Presos de la actualidad agotadora, cautivos del trajinar diario que nos come el hígado peor que un mojito con aguarrás, solemos condenar injustamente al olvido a pilares de la comunidad artística que, por el sólo hecho de tener las glándulas mamarias menos voluminosas que las de Luciana Salazar, se comen el garrón de pasar desapercibidos para las nuevas generaciones. Tal es el caso de Willy Mendoza, malogrado paladín de la música ciudadana que amerita un reconocimiento en este espacio, muchas veces frívolo, pero también justo con la gente verdaderamente power.
Hay dos versiones diferentes sobre el nacimiento de Mendoza. La más firme asegura que su alumbramiento fue producto de una apuesta sugerida por su padre, quien le jugó a su madre un lechón adobado y una damajuana de borgoña a que podía hacerle un pibe en el primer intento. Para sorpresa de todos (principalmente de él mismo, que sólo encaraba esta tramoya para estacionar un rato el Gordini rosa) su padre tenía razón, acto que generó que éste cazara a upa el lechón y el escabio y se tomara el buque a Anaheim, California, donde aún hoy, con 107 años, pasa sus días mirando viejos capítulos de Brigada A y haciendo la Claringrilla. Dicen que una vez intentó conocer a su primogénito pero tenía únicamente como referencia una foto borrosa enviada por fax, por lo cual se confundió y terminó abrazando y besando a Marcelo Bonelli, para regocijo de Gustavo Sylvestre. Abochornado, paró un toque a ganarle otro lechón a la madre de Mendoza (que para esa altura era más fácil que meterle un caño a Heather Mills) y se volvió a ir.

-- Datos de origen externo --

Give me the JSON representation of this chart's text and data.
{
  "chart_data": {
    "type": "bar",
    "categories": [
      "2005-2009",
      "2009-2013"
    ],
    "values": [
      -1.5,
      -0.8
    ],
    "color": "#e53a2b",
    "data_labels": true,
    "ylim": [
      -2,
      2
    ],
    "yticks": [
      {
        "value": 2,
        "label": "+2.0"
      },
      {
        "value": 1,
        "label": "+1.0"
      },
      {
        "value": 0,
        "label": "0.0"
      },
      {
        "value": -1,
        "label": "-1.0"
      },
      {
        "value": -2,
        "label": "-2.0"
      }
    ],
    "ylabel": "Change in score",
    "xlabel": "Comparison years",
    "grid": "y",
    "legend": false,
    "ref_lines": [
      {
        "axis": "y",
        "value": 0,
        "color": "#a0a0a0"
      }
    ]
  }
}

La otra versión dice que nació sin inconvenientes en un hospital del barrio de Valentín Alsina, ante la presencia de sus dos padres (aunque la madre intentó huir pero no pudo porque -como digo un pragmático galeno- "si usted se va estamos todos al pedo acá, señora"). Este rumor lo estaríamos descartando por ser un embole.
A los dos años ya mostraba su perfil tanguero al tunear su triciclo y pegarle una foto de Julio Sosa por sobre la calcomanía que decía "subite, sentate, callate y agarrate". Luego, ya en la primaria, interpretó a un poste de luz en la obra Lúgubres sifones militares de de Juan Domingo Shakespeare, y una vez sobre el escenario abandonó su inmóvil y silenciosa posición para mandarse al frente y cantarse entero el disco póstumo de Gardel Uh boludo se cae el avioooooón. Paradójicamente, mientras los asistentes lo aplaudían a rabian la rectora del establecimiento le daba un shot en el orto.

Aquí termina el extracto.